Brain metastases were observed in 47,546 (10.4%) of the 457,481 patients with NSCLC overall. The prevalence of brain metastases was much higher (26%) in patients with stage IV disease at presentation. On multivariate analysis, younger age, adenocarcinoma or large cell histology, tumor size > 3 cm, tumor grade ≥ II, and node-positive disease were associated with brain metastases. The prevalence of brain metastases ranged from as low as 0.57% in patients with only 1 risk factor to as high as 22% in patients with all 5 risk factors. The median and 1-, 2-, and 3-year OS for patients with brain metastases were 6 months and 29.9%, 14.3%, and 8.4%, respectively, with the 3-year OS increasing to 36.2% in those with T1/2 and N0/1 undergoing surgery for the primary site.

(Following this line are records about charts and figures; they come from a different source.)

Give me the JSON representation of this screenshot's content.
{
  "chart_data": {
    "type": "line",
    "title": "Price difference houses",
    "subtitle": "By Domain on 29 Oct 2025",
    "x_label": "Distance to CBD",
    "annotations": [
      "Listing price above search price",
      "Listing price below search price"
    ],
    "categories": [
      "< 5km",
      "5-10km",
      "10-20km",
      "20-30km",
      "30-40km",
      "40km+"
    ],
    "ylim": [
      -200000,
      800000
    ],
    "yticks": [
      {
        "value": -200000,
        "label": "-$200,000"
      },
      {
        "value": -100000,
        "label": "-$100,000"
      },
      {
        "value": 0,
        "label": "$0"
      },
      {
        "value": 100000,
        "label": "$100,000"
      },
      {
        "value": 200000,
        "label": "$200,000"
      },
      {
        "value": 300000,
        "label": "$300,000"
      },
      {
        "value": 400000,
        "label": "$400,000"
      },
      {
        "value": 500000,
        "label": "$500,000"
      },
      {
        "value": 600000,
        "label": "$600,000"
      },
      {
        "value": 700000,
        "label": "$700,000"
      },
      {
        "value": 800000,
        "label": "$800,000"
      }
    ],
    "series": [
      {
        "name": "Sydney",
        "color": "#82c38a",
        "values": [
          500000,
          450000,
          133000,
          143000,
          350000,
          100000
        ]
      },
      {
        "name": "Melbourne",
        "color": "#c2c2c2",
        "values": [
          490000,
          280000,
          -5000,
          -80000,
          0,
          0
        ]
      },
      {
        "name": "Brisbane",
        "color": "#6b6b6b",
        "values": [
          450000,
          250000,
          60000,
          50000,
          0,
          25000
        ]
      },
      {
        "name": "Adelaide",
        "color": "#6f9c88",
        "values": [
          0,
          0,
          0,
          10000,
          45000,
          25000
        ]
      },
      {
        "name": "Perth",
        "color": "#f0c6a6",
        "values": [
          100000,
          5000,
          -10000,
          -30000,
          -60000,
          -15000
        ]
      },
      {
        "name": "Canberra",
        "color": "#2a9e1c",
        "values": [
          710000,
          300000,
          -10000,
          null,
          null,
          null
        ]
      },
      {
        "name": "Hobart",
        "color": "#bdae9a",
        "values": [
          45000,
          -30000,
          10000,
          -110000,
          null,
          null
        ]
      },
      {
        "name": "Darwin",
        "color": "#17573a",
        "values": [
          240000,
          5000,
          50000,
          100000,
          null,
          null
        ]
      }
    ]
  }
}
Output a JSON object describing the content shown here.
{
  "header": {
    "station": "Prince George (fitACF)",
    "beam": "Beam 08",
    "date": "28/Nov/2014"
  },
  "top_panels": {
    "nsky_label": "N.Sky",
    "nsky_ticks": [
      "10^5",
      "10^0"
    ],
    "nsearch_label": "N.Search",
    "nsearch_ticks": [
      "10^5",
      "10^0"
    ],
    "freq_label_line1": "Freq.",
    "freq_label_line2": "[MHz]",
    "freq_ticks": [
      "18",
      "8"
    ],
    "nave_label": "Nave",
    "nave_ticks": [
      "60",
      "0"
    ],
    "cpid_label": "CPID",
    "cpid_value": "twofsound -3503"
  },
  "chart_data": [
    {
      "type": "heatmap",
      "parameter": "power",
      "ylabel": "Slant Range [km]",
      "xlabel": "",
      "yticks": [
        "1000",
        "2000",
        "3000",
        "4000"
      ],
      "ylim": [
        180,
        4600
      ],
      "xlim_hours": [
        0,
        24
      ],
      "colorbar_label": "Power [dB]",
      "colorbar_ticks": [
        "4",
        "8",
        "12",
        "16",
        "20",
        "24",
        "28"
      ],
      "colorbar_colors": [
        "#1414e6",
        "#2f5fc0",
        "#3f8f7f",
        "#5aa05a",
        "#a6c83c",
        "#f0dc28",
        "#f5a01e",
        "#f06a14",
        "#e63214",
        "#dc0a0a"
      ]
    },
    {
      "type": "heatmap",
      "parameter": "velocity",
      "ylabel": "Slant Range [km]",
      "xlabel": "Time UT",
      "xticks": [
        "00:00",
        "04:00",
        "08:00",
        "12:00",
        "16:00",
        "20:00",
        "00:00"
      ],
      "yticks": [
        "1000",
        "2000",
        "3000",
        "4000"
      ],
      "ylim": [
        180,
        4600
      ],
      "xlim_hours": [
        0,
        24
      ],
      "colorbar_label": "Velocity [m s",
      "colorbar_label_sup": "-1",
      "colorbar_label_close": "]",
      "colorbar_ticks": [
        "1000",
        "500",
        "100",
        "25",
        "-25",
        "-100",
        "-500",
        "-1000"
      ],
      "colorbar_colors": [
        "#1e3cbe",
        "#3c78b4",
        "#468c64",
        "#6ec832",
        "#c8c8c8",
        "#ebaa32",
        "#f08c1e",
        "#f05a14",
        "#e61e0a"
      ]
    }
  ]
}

In patients with NSCLC, the risk of brain metastases at presentation may be calculated based on 5 clinical variables. Selected patients with brain metastases at presentation may achieve prolonged benefit.
目前关于非小细胞肺癌(NSCLC)患者初诊时脑转移发生率的数据有限。本研究通过国家癌症数据库(National Cancer Data Base)来确定 NSCLC 患者初诊时伴脑转移的发生率、临床危险因素和结局。
通过国家癌症数据库,筛选 2010 年至 2012 年间诊断为 NSCLC 的患者。采用比值比(odds ratio)总结各变量发生脑转移的风险,并使用逻辑回归分析进行计算。采用 Kaplan-Meier 乘积限法计算中位及 1、2、3 年总生存(overall survival,OS)。
457481 例 NSCLC 患者中,47546 例(10.4%)初诊时发现脑转移。初诊时即处于 IV 期的患者脑转移发生率更高(26%)。多变量分析显示,年龄较小、腺癌或大细胞癌组织学类型、肿瘤直径>3cm、肿瘤分级≥Ⅱ级和淋巴结阳性与脑转移相关。脑转移发生率从仅存在 1 个危险因素的患者(0.57%)到存在所有 5 个危险因素的患者(22%)逐渐升高。伴脑转移的 NSCLC 患者中位及 1、2、3 年 OS 分别为 6 个月、29.9%、14.3%和 8.4%,而原发灶行手术治疗的 T1/2 和 N0/1 患者的 3 年 OS 可提高至 36.2%。
基于 5 个临床变量,可预测 NSCLC 患者初诊时发生脑转移的风险。对于初诊时伴脑转移的特定患者,可能会获得更长的生存获益。